La guerre remodèle les appartenances. Le collectif qui dicte sa ligne de conduite impitoyable, mène en temps de guerre à des atrocités inimaginables, elles-mêmes consolidant, par le crime commun, le sentiment d’appartenance à une communauté.
Je n’aurai pas besoin de raconter dans le détail les massacres horribles, commis de tous bords, sur tout le territoire du Liban. Ceux, actuels, de Yougoslavie (l’ex) leur ressemblent. Eux-mêmes ressemblent à ceux de l’Espagne des années trente, et de bien d’autres encore.

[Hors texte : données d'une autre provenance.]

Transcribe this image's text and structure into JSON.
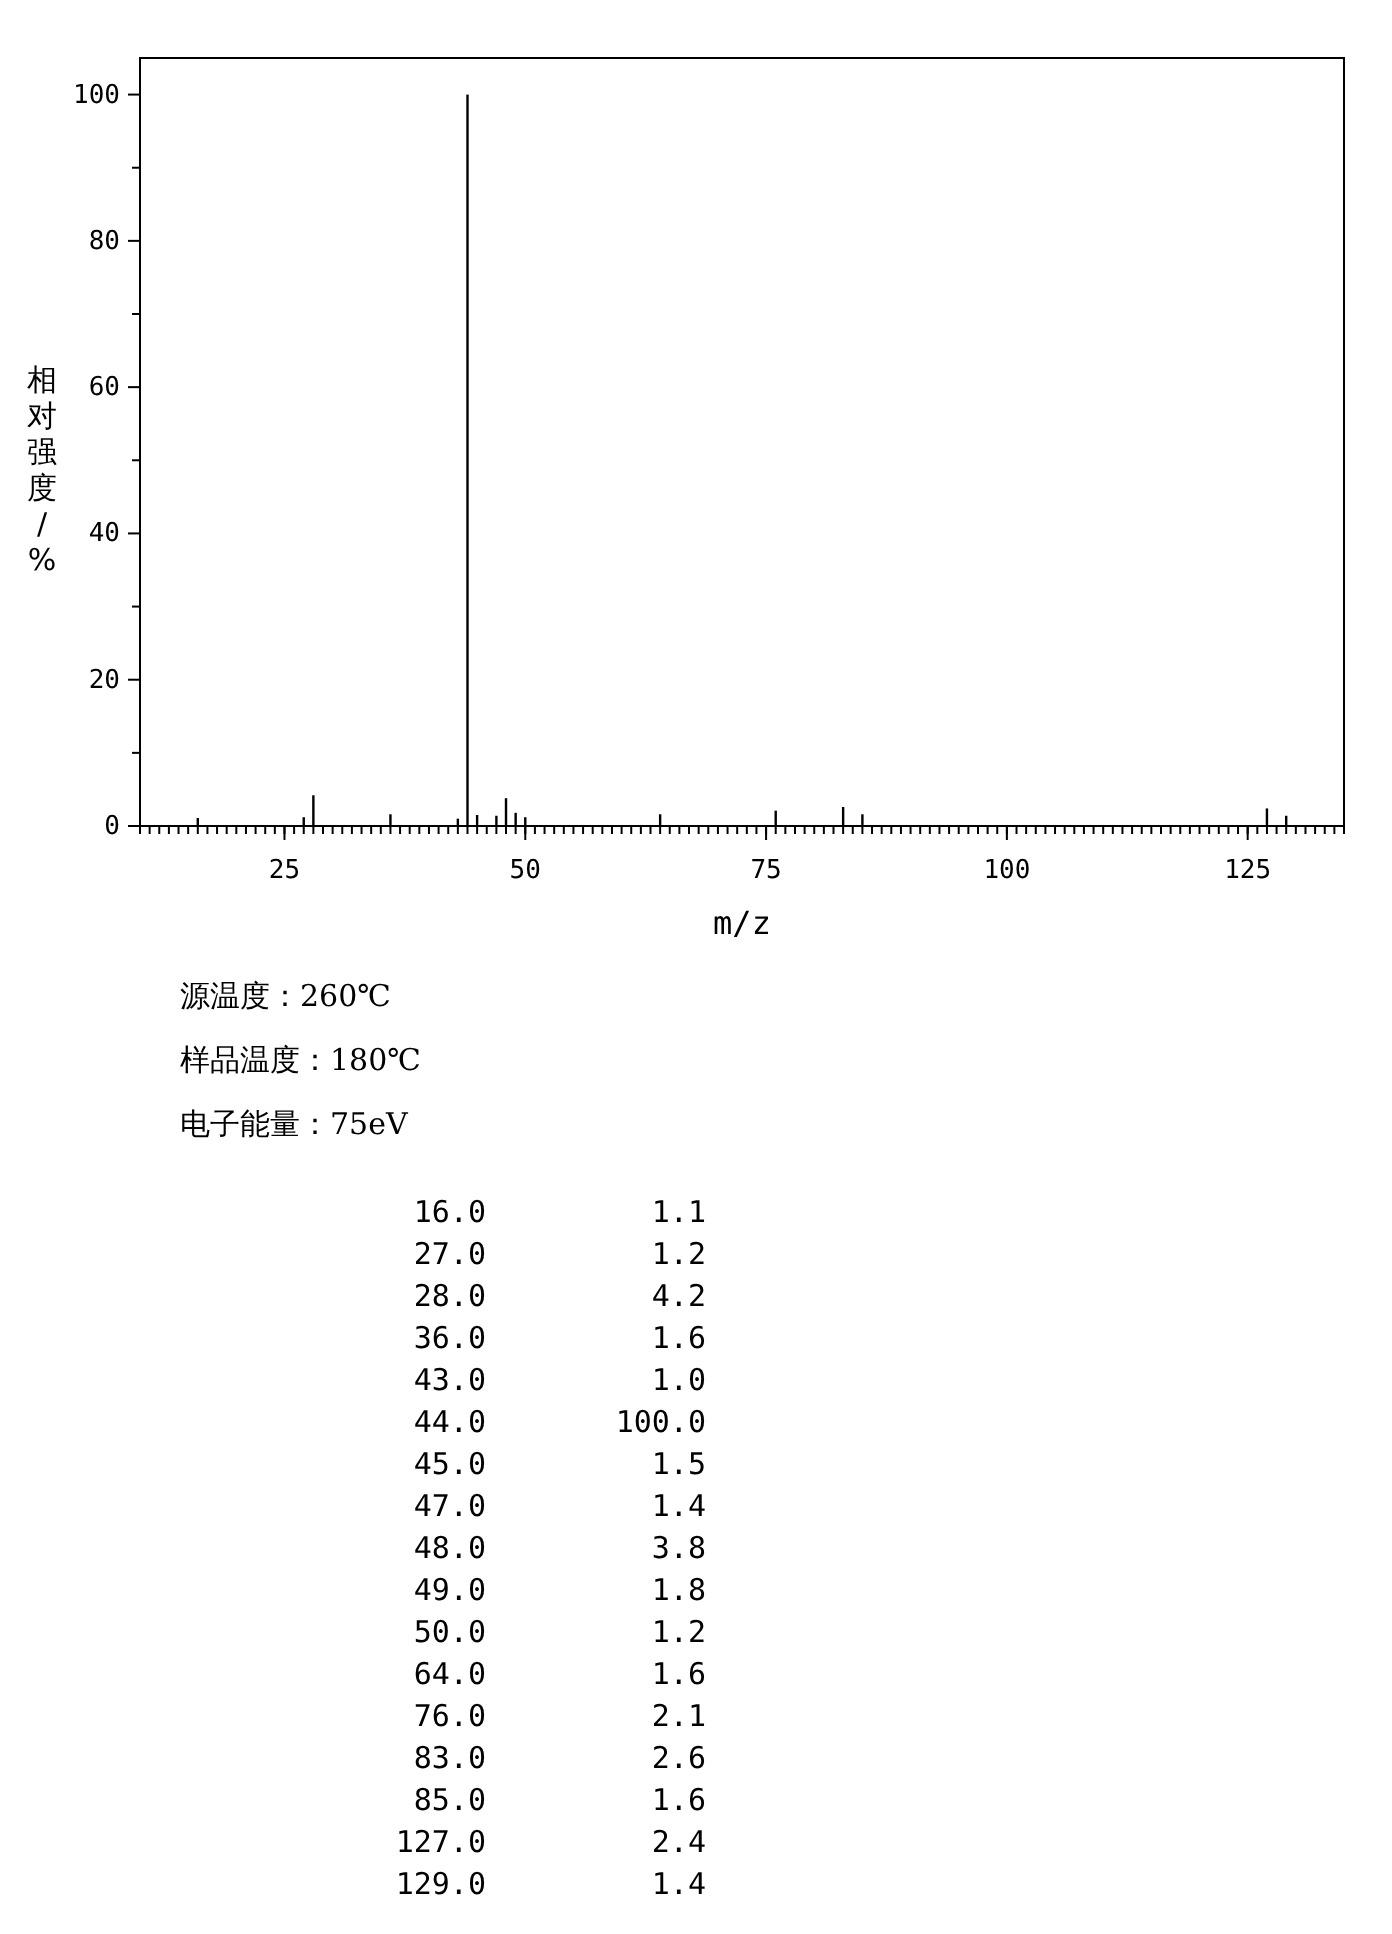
{
  "chart_data": [
    {
      "type": "bar",
      "xlabel": "m/z",
      "ylabel": "相对强度/%",
      "x": [
        16,
        27,
        28,
        36,
        43,
        44,
        45,
        47,
        48,
        49,
        50,
        64,
        76,
        83,
        85,
        127,
        129
      ],
      "values": [
        1.1,
        1.2,
        4.2,
        1.6,
        1.0,
        100.0,
        1.5,
        1.4,
        3.8,
        1.8,
        1.2,
        1.6,
        2.1,
        2.6,
        1.6,
        2.4,
        1.4
      ],
      "color": "#000000",
      "xlim": [
        10,
        135
      ],
      "xticks": [
        25,
        50,
        75,
        100,
        125
      ],
      "ylim": [
        0,
        105
      ],
      "yticks": [
        0,
        {
          "value": 10,
          "label": null
        },
        20,
        {
          "value": 30,
          "label": null
        },
        40,
        {
          "value": 50,
          "label": null
        },
        60,
        {
          "value": 70,
          "label": null
        },
        80,
        {
          "value": 90,
          "label": null
        },
        100
      ],
      "annotations": [
        "源温度：260℃",
        "样品温度：180℃",
        "电子能量：75eV"
      ]
    },
    {
      "type": "other",
      "annotations": [
        "16.0",
        "1.1",
        "27.0",
        "1.2",
        "28.0",
        "4.2",
        "36.0",
        "1.6",
        "43.0",
        "1.0",
        "44.0",
        "100.0",
        "45.0",
        "1.5",
        "47.0",
        "1.4",
        "48.0",
        "3.8",
        "49.0",
        "1.8",
        "50.0",
        "1.2",
        "64.0",
        "1.6",
        "76.0",
        "2.1",
        "83.0",
        "2.6",
        "85.0",
        "1.6",
        "127.0",
        "2.4",
        "129.0",
        "1.4"
      ]
    }
  ]
}
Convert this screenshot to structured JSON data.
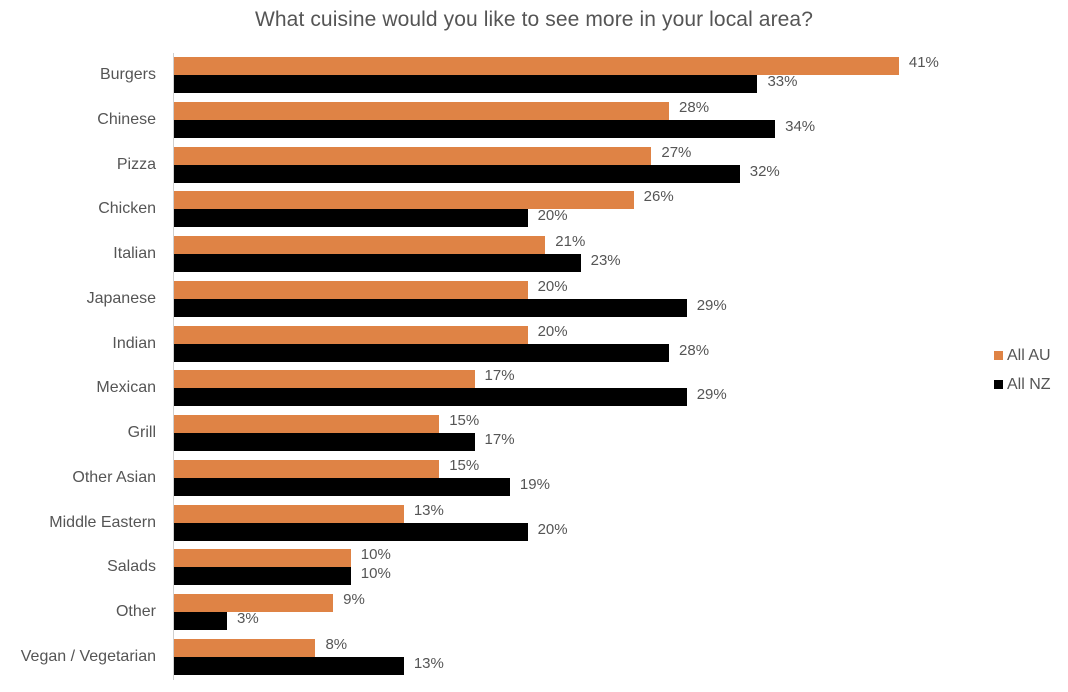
{
  "chart_data": {
    "type": "bar",
    "orientation": "horizontal",
    "title": "What cuisine would you like to see more in your local area?",
    "xlabel": "",
    "ylabel": "",
    "grid": false,
    "legend_position": "right",
    "value_format": "percent",
    "categories": [
      "Burgers",
      "Chinese",
      "Pizza",
      "Chicken",
      "Italian",
      "Japanese",
      "Indian",
      "Mexican",
      "Grill",
      "Other Asian",
      "Middle Eastern",
      "Salads",
      "Other",
      "Vegan / Vegetarian"
    ],
    "series": [
      {
        "name": "All AU",
        "color": "#df8345",
        "values": [
          41,
          28,
          27,
          26,
          21,
          20,
          20,
          17,
          15,
          15,
          13,
          10,
          9,
          8
        ]
      },
      {
        "name": "All NZ",
        "color": "#000000",
        "values": [
          33,
          34,
          32,
          20,
          23,
          29,
          28,
          29,
          17,
          19,
          20,
          10,
          3,
          13
        ]
      }
    ],
    "data_labels": {
      "All AU": [
        "41%",
        "28%",
        "27%",
        "26%",
        "21%",
        "20%",
        "20%",
        "17%",
        "15%",
        "15%",
        "13%",
        "10%",
        "9%",
        "8%"
      ],
      "All NZ": [
        "33%",
        "34%",
        "32%",
        "20%",
        "23%",
        "29%",
        "28%",
        "29%",
        "17%",
        "19%",
        "20%",
        "10%",
        "3%",
        "13%"
      ]
    }
  },
  "legend": {
    "items": [
      {
        "label": "All AU",
        "color": "#df8345"
      },
      {
        "label": "All NZ",
        "color": "#000000"
      }
    ]
  }
}
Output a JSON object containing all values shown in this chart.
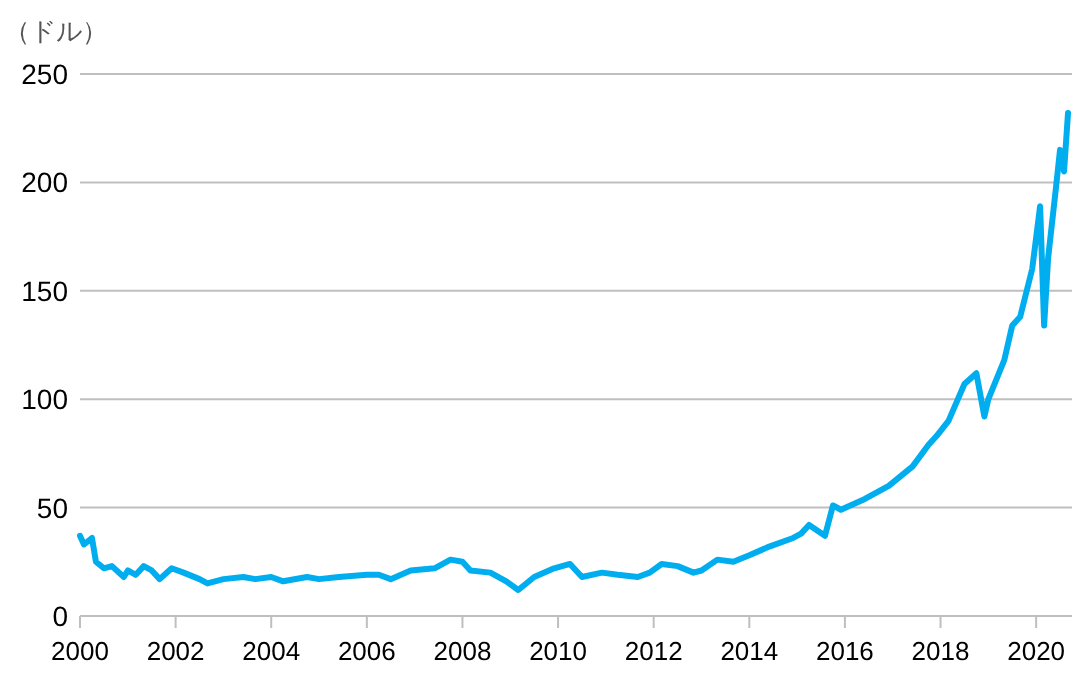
{
  "chart_data": {
    "type": "line",
    "ylabel": "（ドル）",
    "x": [
      "2000-01",
      "2000-02",
      "2000-04",
      "2000-05",
      "2000-07",
      "2000-09",
      "2000-12",
      "2001-01",
      "2001-03",
      "2001-05",
      "2001-07",
      "2001-09",
      "2001-12",
      "2002-03",
      "2002-07",
      "2002-09",
      "2003-01",
      "2003-06",
      "2003-09",
      "2004-01",
      "2004-04",
      "2004-10",
      "2005-01",
      "2005-06",
      "2006-01",
      "2006-04",
      "2006-07",
      "2006-12",
      "2007-06",
      "2007-10",
      "2008-01",
      "2008-03",
      "2008-08",
      "2008-12",
      "2009-03",
      "2009-07",
      "2009-12",
      "2010-04",
      "2010-07",
      "2010-12",
      "2011-04",
      "2011-09",
      "2011-12",
      "2012-03",
      "2012-07",
      "2012-11",
      "2013-01",
      "2013-05",
      "2013-09",
      "2014-01",
      "2014-06",
      "2014-12",
      "2015-02",
      "2015-04",
      "2015-08",
      "2015-10",
      "2015-12",
      "2016-06",
      "2016-09",
      "2016-12",
      "2017-06",
      "2017-10",
      "2017-12",
      "2018-03",
      "2018-07",
      "2018-10",
      "2018-12",
      "2019-01",
      "2019-05",
      "2019-07",
      "2019-09",
      "2019-12",
      "2020-02",
      "2020-03",
      "2020-04",
      "2020-06",
      "2020-07",
      "2020-08",
      "2020-09"
    ],
    "values": [
      37,
      33,
      36,
      25,
      22,
      23,
      18,
      21,
      19,
      23,
      21,
      17,
      22,
      20,
      17,
      15,
      17,
      18,
      17,
      18,
      16,
      18,
      17,
      18,
      19,
      19,
      17,
      21,
      22,
      26,
      25,
      21,
      20,
      16,
      12,
      18,
      22,
      24,
      18,
      20,
      19,
      18,
      20,
      24,
      23,
      20,
      21,
      26,
      25,
      28,
      32,
      36,
      38,
      42,
      37,
      51,
      49,
      54,
      57,
      60,
      69,
      79,
      83,
      90,
      107,
      112,
      92,
      100,
      118,
      134,
      138,
      160,
      189,
      134,
      165,
      198,
      215,
      205,
      232
    ],
    "color": "#00aeef",
    "xlim": [
      "2000-01",
      "2020-10"
    ],
    "xticks": [
      "2000",
      "2002",
      "2004",
      "2006",
      "2008",
      "2010",
      "2012",
      "2014",
      "2016",
      "2018",
      "2020"
    ],
    "ylim": [
      0,
      250
    ],
    "yticks": [
      0,
      50,
      100,
      150,
      200,
      250
    ],
    "grid": "y",
    "marker": "none",
    "line_style": "solid"
  }
}
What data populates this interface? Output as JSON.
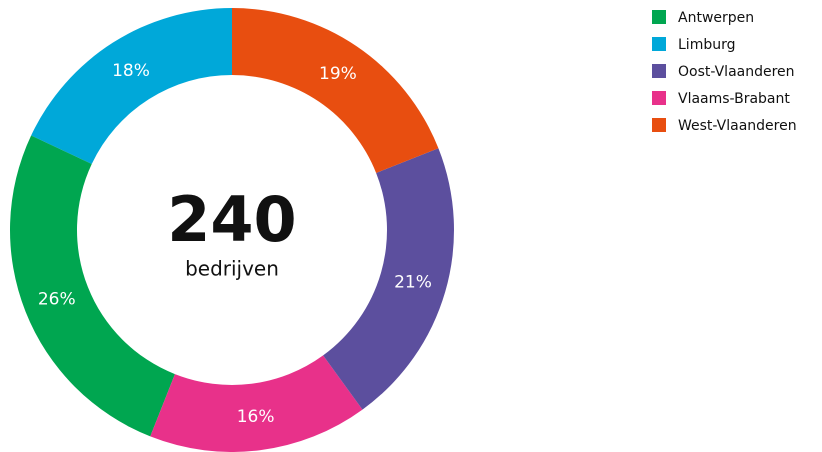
{
  "chart_data": {
    "type": "donut",
    "center_text": "240",
    "center_caption": "bedrijven",
    "categories": [
      "West-Vlaanderen",
      "Oost-Vlaanderen",
      "Vlaams-Brabant",
      "Antwerpen",
      "Limburg"
    ],
    "values": [
      19,
      21,
      16,
      26,
      18
    ],
    "value_labels": [
      "19%",
      "21%",
      "16%",
      "26%",
      "18%"
    ],
    "colors": [
      "#e84e10",
      "#5c4f9e",
      "#e8318a",
      "#00a650",
      "#00a8d9"
    ]
  }
}
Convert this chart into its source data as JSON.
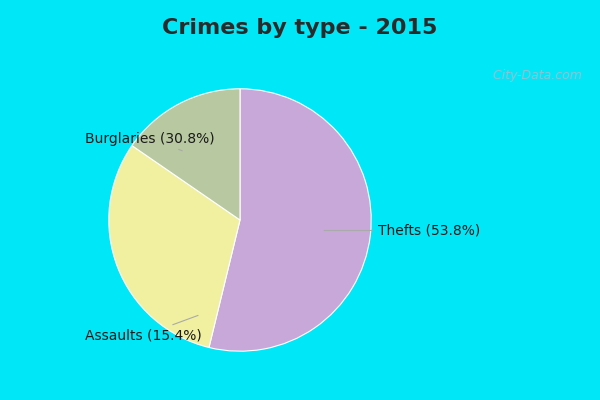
{
  "title": "Crimes by type - 2015",
  "slices": [
    {
      "label": "Thefts",
      "pct": 53.8,
      "color": "#c8a8d8"
    },
    {
      "label": "Burglaries",
      "pct": 30.8,
      "color": "#f0f0a0"
    },
    {
      "label": "Assaults",
      "pct": 15.4,
      "color": "#b8c8a0"
    }
  ],
  "background_cyan": "#00e8f8",
  "background_main": "#d0e8d8",
  "title_fontsize": 16,
  "label_fontsize": 10,
  "watermark": " City-Data.com",
  "title_color": "#2a2a2a",
  "label_color": "#1a1a1a",
  "border_thickness": 0.04
}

Nos orgies sanglantes possèdent, elles aussi, chacune un nom. Darayya : un barrage « chrétien » (fait de miliciens de Ehden) arrêta des dizaines de jeunes hommes tous non armés, n’appartenant à aucune milice, probablement totalement apolitisés, et s’ingénia à trouver pour chacun d’eux une mort insolite. Ceux de Ehden reprochaient à leurs captifs d’être de Tripoli et d’être musulmans. L’un fut traîné derrière la Jeep qui faisait les commissions jusqu’aux os, l’autre fut plusieurs fois écrasé par un camion qui transportait comme passagère exclusive, sa mère. D’autres furent suspendus aux crochets des bouchers, tels des moutons, et scalpés. Des rescapés, relâchés après avoir tout vu, arrivent hagards, et racontent. Ainsi se prépare tout de suite dans les esprits, le contre-massacre !
Chekka, quelques mois plus tard. Une attaque soi-disant militairement organisée pour desserrer l’étau sur Tell-Zaatar, le camp palestinien que le hasard avait implanté à l’entrée nord-est de Beyrouth, en pleine région chrétienne. A Tell-Zaatar périront environ trois mille Palestiniens, froidement massacrés dans les ruelles du camp après sa chute, mais surtout à ses sorties où des barrages des « Phalanges » triaient les convois, laissant partir les femmes, amassant les mâles, vieillards et nourrissons confondus, en tas de cadavres.
Chekka donc, quelques jours avant cet apocalypse. Un village de pêcheurs et d’ouvriers dont les usines de ciment rendent l’atmosphère infernale. Les hordes de barbares investissent les lieux, saccagent, pillent et brûlent tout au passage. Je n’oublierai jamais, pour l’avoir vu de mes yeux, ce corps d’une vielle dame, petit chignon de cheveux blancs à la nuque, robe à fleurs minuscules, visage noirci par la mort que brûlait le soleil de juillet, gisant à même le sol de son petit jardin qui sert d’entrée à la maison, son petit-fils (ne l’était-il pas ?) de quelques mois jeté sur sa poitrine, une balle au front. Il y eût des dizaines de morts. Ils étaient chrétiens, et leur village se situe sur l’autoroute qui borde la Méditerranée, reliant Tripoli à Beyrouth. Sur ce littoral de quelque 90 km, défilent Chekka, Darayya, et Tell-Zaatar.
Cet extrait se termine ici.